Institutionele beperkingen. Als gevolg van wettelijke bepalingen kan het zo zijn dat publieke organisaties minder vrijheid hebben in het ontwikkelen en uitvoeren van verbeteracties.
Politieke invloeden. Verbeteracties kunnen als gevolg van politiek (en daaruit voortvloeiende compromissen) suboptimaal zijn.
Publieke bemoeienis. De transparantie van de publieke sector kan ertoe leiden dat belanghebbenden druk uitoefenen op de organisatie om te verbeteren. Dat kan positief zijn, maar kan er ook toe leiden dat een organisatie zoekt naar factoren, buiten haar invloed, om de negatieve score te verdedigen.
Meervoudige doelstellingen. Doelstellingen van publieke organisaties kunnen meervoudig en onderling strijdig zijn. Dit kan ertoe leiden dat verbeteracties suboptimaal zijn, namelijk het gevolg van machtsstructuren en onderhandelingsprocessen.

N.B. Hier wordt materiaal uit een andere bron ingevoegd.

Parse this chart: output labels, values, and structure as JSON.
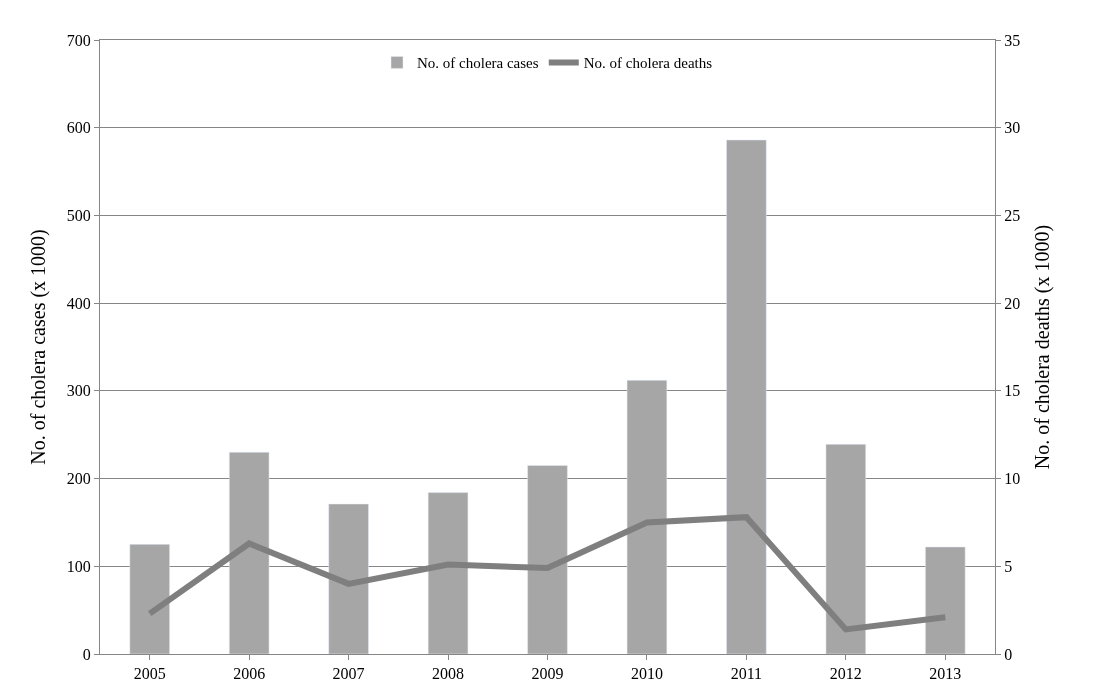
{
  "chart_data": {
    "type": "bar",
    "categories": [
      "2005",
      "2006",
      "2007",
      "2008",
      "2009",
      "2010",
      "2011",
      "2012",
      "2013"
    ],
    "series": [
      {
        "name": "No. of cholera cases",
        "color": "#a6a6a6",
        "values": [
          125,
          230,
          171,
          184,
          215,
          312,
          586,
          239,
          122
        ]
      },
      {
        "name": "No. of cholera deaths",
        "type": "line",
        "axis": "y2",
        "color": "#7f7f7f",
        "values": [
          2.3,
          6.3,
          4.0,
          5.1,
          4.9,
          7.5,
          7.8,
          1.4,
          2.1
        ]
      }
    ],
    "ylabel": "No. of cholera cases (x 1000)",
    "y2label": "No. of cholera deaths (x 1000)",
    "ylim": [
      0,
      700
    ],
    "yticks": [
      0,
      100,
      200,
      300,
      400,
      500,
      600,
      700
    ],
    "y2lim": [
      0,
      35
    ],
    "y2ticks": [
      0,
      5,
      10,
      15,
      20,
      25,
      30,
      35
    ],
    "grid": "y",
    "legend": "top",
    "marker": "none",
    "line_style": "solid"
  }
}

Beperkt vermogen tot veranderen. De politieke cyclus kent een relatief korte doorlooptijd van vier jaar. Hierdoor zijn verbeteracties vaak minder ingrijpend en langdurig.

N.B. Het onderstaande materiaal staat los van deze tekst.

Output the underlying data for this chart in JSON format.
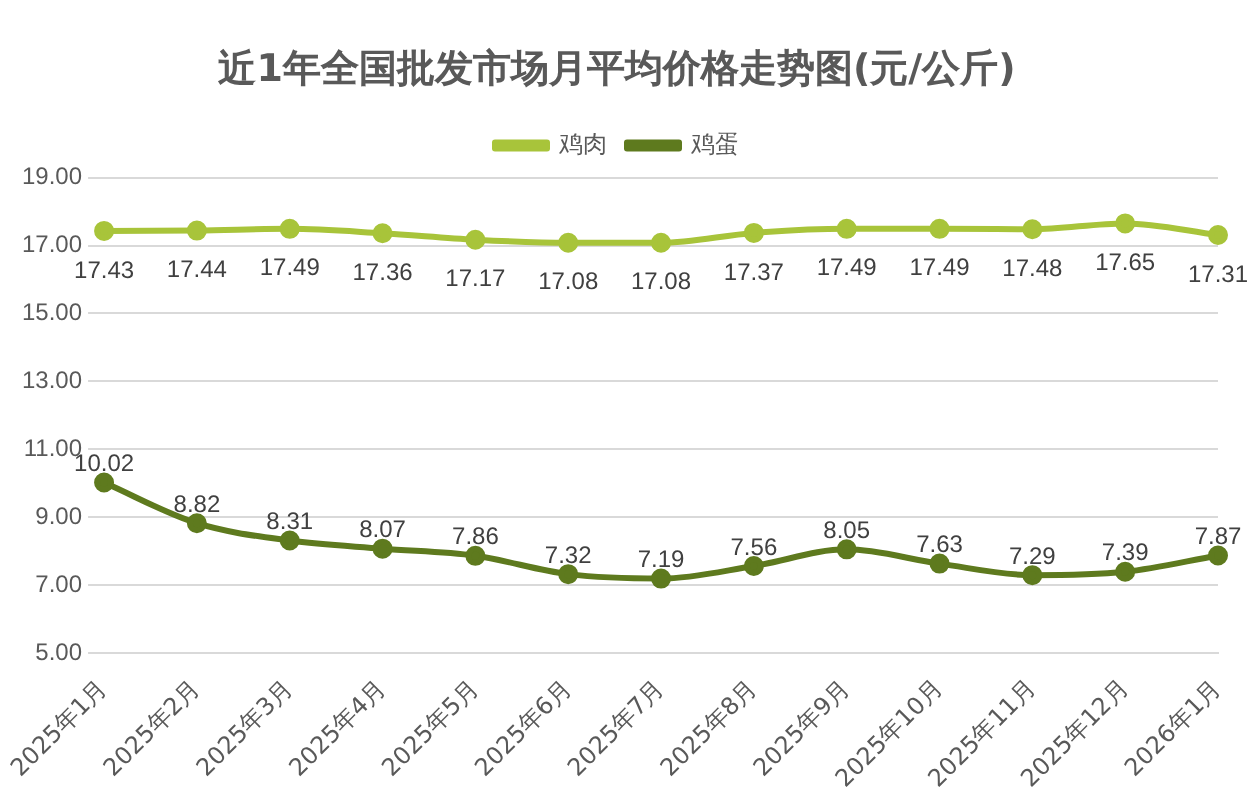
{
  "chart_data": {
    "type": "line",
    "title": "近1年全国批发市场月平均价格走势图(元/公斤)",
    "categories": [
      "2025年1月",
      "2025年2月",
      "2025年3月",
      "2025年4月",
      "2025年5月",
      "2025年6月",
      "2025年7月",
      "2025年8月",
      "2025年9月",
      "2025年10月",
      "2025年11月",
      "2025年12月",
      "2026年1月"
    ],
    "series": [
      {
        "name": "鸡肉",
        "color": "#a8c43a",
        "values": [
          17.43,
          17.44,
          17.49,
          17.36,
          17.17,
          17.08,
          17.08,
          17.37,
          17.49,
          17.49,
          17.48,
          17.65,
          17.31
        ]
      },
      {
        "name": "鸡蛋",
        "color": "#5e7a1e",
        "values": [
          10.02,
          8.82,
          8.31,
          8.07,
          7.86,
          7.32,
          7.19,
          7.56,
          8.05,
          7.63,
          7.29,
          7.39,
          7.87
        ]
      }
    ],
    "ylim": [
      5,
      19
    ],
    "yticks": [
      {
        "value": 5,
        "label": "5.00"
      },
      {
        "value": 7,
        "label": "7.00"
      },
      {
        "value": 9,
        "label": "9.00"
      },
      {
        "value": 11,
        "label": "11.00"
      },
      {
        "value": 13,
        "label": "13.00"
      },
      {
        "value": 15,
        "label": "15.00"
      },
      {
        "value": 17,
        "label": "17.00"
      },
      {
        "value": 19,
        "label": "19.00"
      }
    ],
    "grid": "y",
    "legend": "top",
    "marker": "circle",
    "line_style": "solid",
    "data_labels": true
  }
}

Bowerman e.a. (2001) stellen dat benchmarking bij Engelse lagere overheden vooral gericht is op verantwoording en dat tastbare verbetering van secundair belang is. Het zou goed zijn, zo vinden de auteurs, indien gemeenten verhelderen waarom ze willen benchmarken en of het type benchmark aansluit op dit doel. De overheadbenchmark die we in dit onderzoek toepassen behoort tot de operationele benchmarks, aangezien het gaat om interne processen. De benchmark richt zich daarbij zowel op een vergelijking
26
met vergelijkbare organisaties alsook met andere sectoren. We passen benchmarking vooral toe, met het doel om te leren van de verschillen tussen organisaties: wat verklaart deze verschillen? De methode sluit derhalve goed aan op de centrale onderzoeksvraag, die ook verklarend van aard is. Daarbij is het interessant om niet alleen naar organisaties met een lage overhead te kijken, maar vooral cases te selecteren die qua overhead nogal verschillen. Verder volgt uit de literatuur een aantal belangrijke faalen succesfactoren voor benchmarking, zoals een gedegen voorbereiding, steun van het management en waarborgen voor kwaliteit van de data. 2.5 De waarde van overhead Waarde is de grootte van de betekenis die iets heeft als bezit (Vis, 2006). Het is een subjectief begrip. Het te waarderen object heeft een waarde die wordt afgeleid uit het te bereiken doel. Toegepast op overhead betekent dit dat waarde moet worden gerelateerd aan het doel van de overheadactiviteiten. Enerzijds is dit het sturen van de organisatie en anderzijds het ondersteunen van de medewerkers in het primair proces. Ad 1.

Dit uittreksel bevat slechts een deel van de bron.